Our patient had positive results for MPO-ANCA with marked proteinuria and hypoalbuminemia. His renal biopsy revealed crescents and thick GBM with subepithelial spikes along with IgG deposition on IF staining. These findings favored diagnosis of MPO-ANCA-associated GN with MN. Coexistence of ANCA-GN with MN is very rare (1, 4-7). Hanamura et al. reported six patients with MPO-ANCA-associated GN with MN (8). Surindran et al. detected coexistence of anti-phospholipase A2 receptor antibody (PLA2R)-positive MN and ANCA-GN (9). Ram et al. reported MN superimposed on Churg-Strauss syndrome (10). The combination of anti GBM-GN and MN are also reported (11, 12). Nasr et al. and Nayak et al. reported that MN preceded the development of anti GBM in 50% of cases (1, 13). Our patient was diagnosed as MPO-ANCA-associated GN with MN simultaneously. Morizane et al. have reported a case of MPO-ANCA-associated GN, which was superimposed on type-3 MPGN. They found subepithelial and subendothelial deposit favoring type-3 MPGN (14).
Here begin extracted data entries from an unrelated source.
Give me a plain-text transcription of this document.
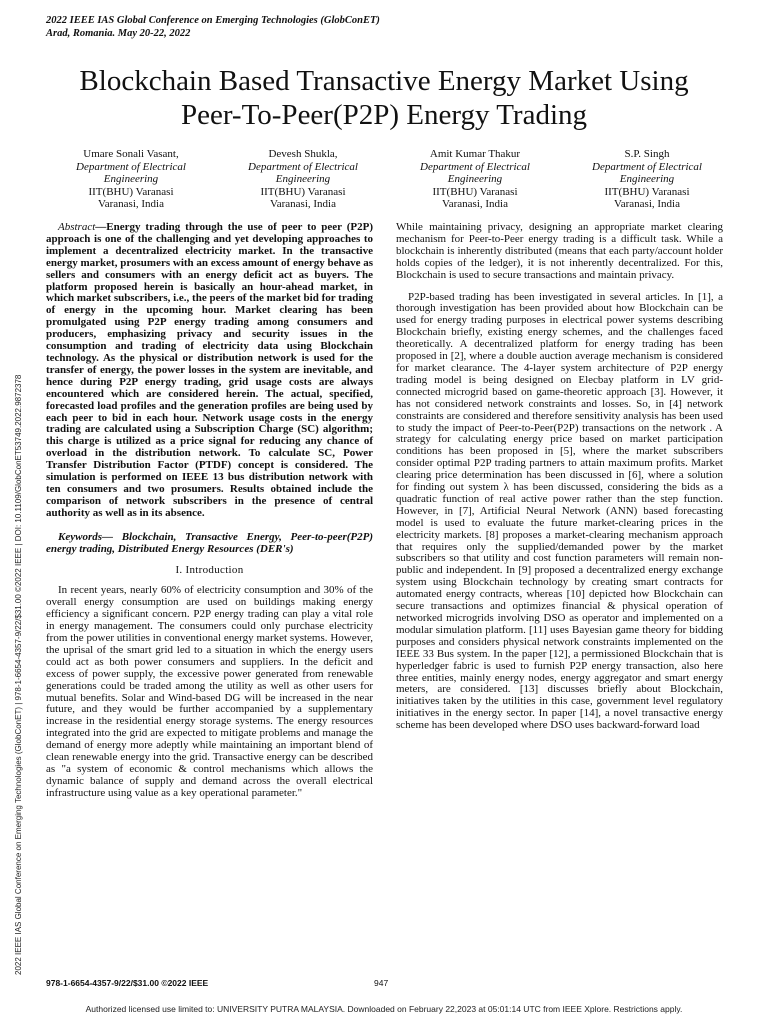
2022 IEEE IAS Global Conference on Emerging Technologies (GlobConET)
Arad, Romania. May 20-22, 2022
2022 IEEE IAS Global Conference on Emerging Technologies (GlobConET) | 978-1-6654-4357-9/22/$31.00 ©2022 IEEE | DOI: 10.1109/GlobConET53749.2022.9872378
Blockchain Based Transactive Energy Market Using
Peer-To-Peer(P2P) Energy Trading
Umare Sonali Vasant,
Department of Electrical
Engineering
IIT(BHU) Varanasi
Varanasi, India
Devesh Shukla,
Department of Electrical
Engineering
IIT(BHU) Varanasi
Varanasi, India
Amit Kumar Thakur
Department of Electrical
Engineering
IIT(BHU) Varanasi
Varanasi, India
S.P. Singh
Department of Electrical
Engineering
IIT(BHU) Varanasi
Varanasi, India

Abstract—Energy trading through the use of peer to peer (P2P) approach is one of the challenging and yet developing approaches to implement a decentralized electricity market. In the transactive energy market, prosumers with an excess amount of energy behave as sellers and consumers with an energy deficit act as buyers. The platform proposed herein is basically an hour-ahead market, in which market subscribers, i.e., the peers of the market bid for trading of energy in the upcoming hour. Market clearing has been promulgated using P2P energy trading among consumers and producers, emphasizing privacy and security issues in the consumption and trading of electricity data using Blockchain technology. As the physical or distribution network is used for the transfer of energy, the power losses in the system are inevitable, and hence during P2P energy trading, grid usage costs are always encountered which are considered herein. The actual, specified, forecasted load profiles and the generation profiles are being used by each peer to bid in each hour. Network usage costs in the energy trading are calculated using a Subscription Charge (SC) algorithm; this charge is utilized as a price signal for reducing any chance of overload in the distribution network. To calculate SC, Power Transfer Distribution Factor (PTDF) concept is considered. The simulation is performed on IEEE 13 bus distribution network with ten consumers and two prosumers. Results obtained include the comparison of network subscribers in the presence of central authority as well as in its absence.

Keywords— Blockchain, Transactive Energy, Peer-to-peer(P2P) energy trading, Distributed Energy Resources (DER's)

I. Introduction

In recent years, nearly 60% of electricity consumption and 30% of the overall energy consumption are used on buildings making energy efficiency a significant concern. P2P energy trading can play a vital role in energy management. The consumers could only purchase electricity from the power utilities in conventional energy market systems. However, the uprisal of the smart grid led to a situation in which the energy users could act as both power consumers and suppliers. In the deficit and excess of power supply, the excessive power generated from renewable generations could be traded among the utility as well as other users for mutual benefits. Solar and Wind-based DG will be increased in the near future, and they would be further accompanied by a supplementary increase in the residential energy storage systems. The energy resources integrated into the grid are expected to mitigate problems and manage the demand of energy more adeptly while maintaining an important blend of clean renewable energy into the grid. Transactive energy can be described as "a system of economic & control mechanisms which allows the dynamic balance of supply and demand across the overall electrical infrastructure using value as a key operational parameter."

While maintaining privacy, designing an appropriate market clearing mechanism for Peer-to-Peer energy trading is a difficult task. While a blockchain is inherently distributed (means that each party/account holder holds copies of the ledger), it is not inherently decentralized. For this, Blockchain is used to secure transactions and maintain privacy.

P2P-based trading has been investigated in several articles. In [1], a thorough investigation has been provided about how Blockchain can be used for energy trading purposes in electrical power systems describing Blockchain briefly, existing energy schemes, and the challenges faced theoretically. A decentralized platform for energy trading has been proposed in [2], where a double auction average mechanism is considered for market clearance. The 4-layer system architecture of P2P energy trading model is being designed on Elecbay platform in LV grid-connected microgrid based on game-theoretic approach [3]. However, it has not considered network constraints and losses. So, in [4] network constraints are considered and therefore sensitivity analysis has been used to study the impact of Peer-to-Peer(P2P) transactions on the network . A strategy for calculating energy price based on market participation conditions has been proposed in [5], where the market subscribers consider optimal P2P trading partners to attain maximum profits. Market clearing price determination has been discussed in [6], where a solution for finding out system λ has been discussed, considering the bids as a quadratic function of real active power rather than the step function. However, in [7], Artificial Neural Network (ANN) based forecasting model is used to evaluate the future market-clearing prices in the electricity markets. [8] proposes a market-clearing mechanism approach that requires only the supplied/demanded power by the market subscribers so that utility and cost function parameters will remain non-public and independent. In [9] proposed a decentralized energy exchange system using Blockchain technology by creating smart contracts for automated energy contracts, whereas [10] depicted how Blockchain can secure transactions and optimizes financial & physical operation of networked microgrids involving DSO as operator and implemented on a modular simulation platform. [11] uses Bayesian game theory for bidding purposes and considers physical network constraints implemented on the IEEE 33 Bus system. In the paper [12], a permissioned Blockchain that is hyperledger fabric is used to furnish P2P energy transaction, also here three entities, mainly energy nodes, energy aggregator and smart energy meters, are considered. [13] discusses briefly about Blockchain, initiatives taken by the utilities in this case, government level regulatory initiatives in the energy sector. In paper [14], a novel transactive energy scheme has been developed where DSO uses backward-forward load

978-1-6654-4357-9/22/$31.00 ©2022 IEEE	947
Authorized licensed use limited to: UNIVERSITY PUTRA MALAYSIA. Downloaded on February 22,2023 at 05:01:14 UTC from IEEE Xplore. Restrictions apply.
MN can be classified into primary and secondary forms according to IgG subclass. In primary MN, IgG4 is positive and in secondary MN, IgG1 and igG4. Suwabe et al. speculated that MPO-ANCA-associated GN might cause secondary MN as both IgG1 and igG4 were present in their case (4). The membranous lupus nephritis (LN) with focal or diffuse LN may have crescents with MN. Such mixed patterns of LN have endocapillary proliferation and concomitant subendothelial immune deposits with full-house staining by IF. Our patient did not reveal these features and he had negative serologic lupus markers. The etiopathogenesis of MN and ANCA-associated GN are distinct. Nasr et al. reviewed kidney biopsies from January 2000 to February 2008 and concluded that coexistence of MN and ANCA-associated GN would be coincidental (1). The primary MN is associated with HLA-DQ1 and PLA2R, suggesting genetic predisposition (9, 15). ANCA-associated GN is also associated with environmental triggers such as drugs and infections (9).

Coexistence of MN with MPO-ANCA crescentic GN is very rare. When patient presents as rapidly progressive glomerulonephritis with marked proteinuria, further investigations to rule out possibility of MN with ANCA associated crescentic GN should be performed and the patient should be managed aggressively.